I am a doctoral student in the Department of Sociology at Stanford University. My research interests lie within the areas of economic sociology, organizations, and the study of social networks. Specifically, I am interested in studying the role of networks in generating inequality and social stratification. Together with Professor Walter W. Powell, I have studied the changing role of knowledge production and dissemination in the economy. In our article recently published in the Annual Review of Sociology, we review both sociological and economic research on the knowledge-based economy. Examining the spread of flexible work practices and considering distributional consequences of a knowledge-based economy, in terms of wages, unemployment, and jobs spurred my interest in research on inequality and stratification. My interests in social networks and social stratification conjoin in my work with Professor Mikolaj Jan Piskorski (Harvard Business School) on the sources of performance inequality in networks. In our study, we suggest different explanations of why central organizations outperform those on the fringes of the network. We argue that differences in performance of central and peripheral actors can stem from the fact that unlike peripheral actors, who must share their most valuable resources to gain entry to the network, central actors can keep their most valuable resources to themselves only exchanging lesser-valued resources.

Jarrett Spiro

I am currently pursuing a PhD in Organizational Behavior at the Stanford University Graduate School of Business with an expected completion date of June 2008. My area of research has covered a number of theoretical arenas including: network emergence, network dynamics, network methodology, complexity theory, the origins of innovation, and organizational form emergence and other dynamics. This work has examined several areas including the Broadway musical industry and corporate gadflies. My collaborators on this work have included Walter W. Powell, Brian Uzzi (Northwestern University), Michael Hannan (Stanford University), Luis Amaral (Northwestern University), among others. In the past I have been affiliated with the Institute for Policy Research at Northwestern University and the Santa Fe Institute.

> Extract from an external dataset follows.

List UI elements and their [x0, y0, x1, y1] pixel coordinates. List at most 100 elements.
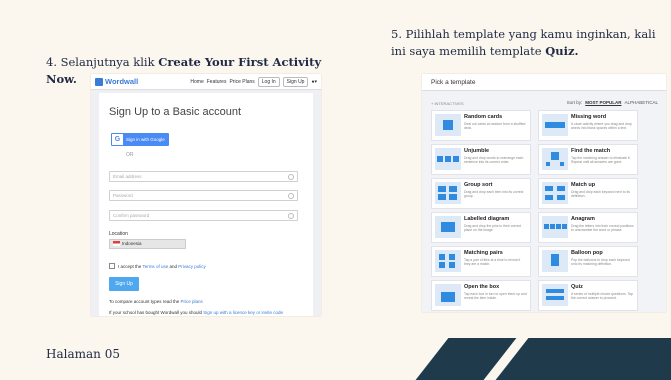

Personal website: http://homepage.mac.com/jspiro/

Chunlei Wang

I am currently a Ph.D. candidate in Sociology Department at Stanford. I hold a B.A. degree in Philosophy from Peking University, and an M.A. in Sociology from the Ohio State University. My academic interests include economic sociology, social network analysis, and organizational behavior. One of my current projects explores implications of competitive imitation for decision making of organizations. I try to find out whether and under what circumstances firms imitate their competitors' decisions. Another project is about tie formation and reproduction in the Venture Capital Industry. I would like to show that associations among organizations are predicated not only on irrational embeddedness but also on rational calculations. Popularity of words or ideas is my newly discovered research topic. I want to understand the role of mass media organizations in diffusion of words or ideas and how our knowledge about ourselves and the society is socially constructed.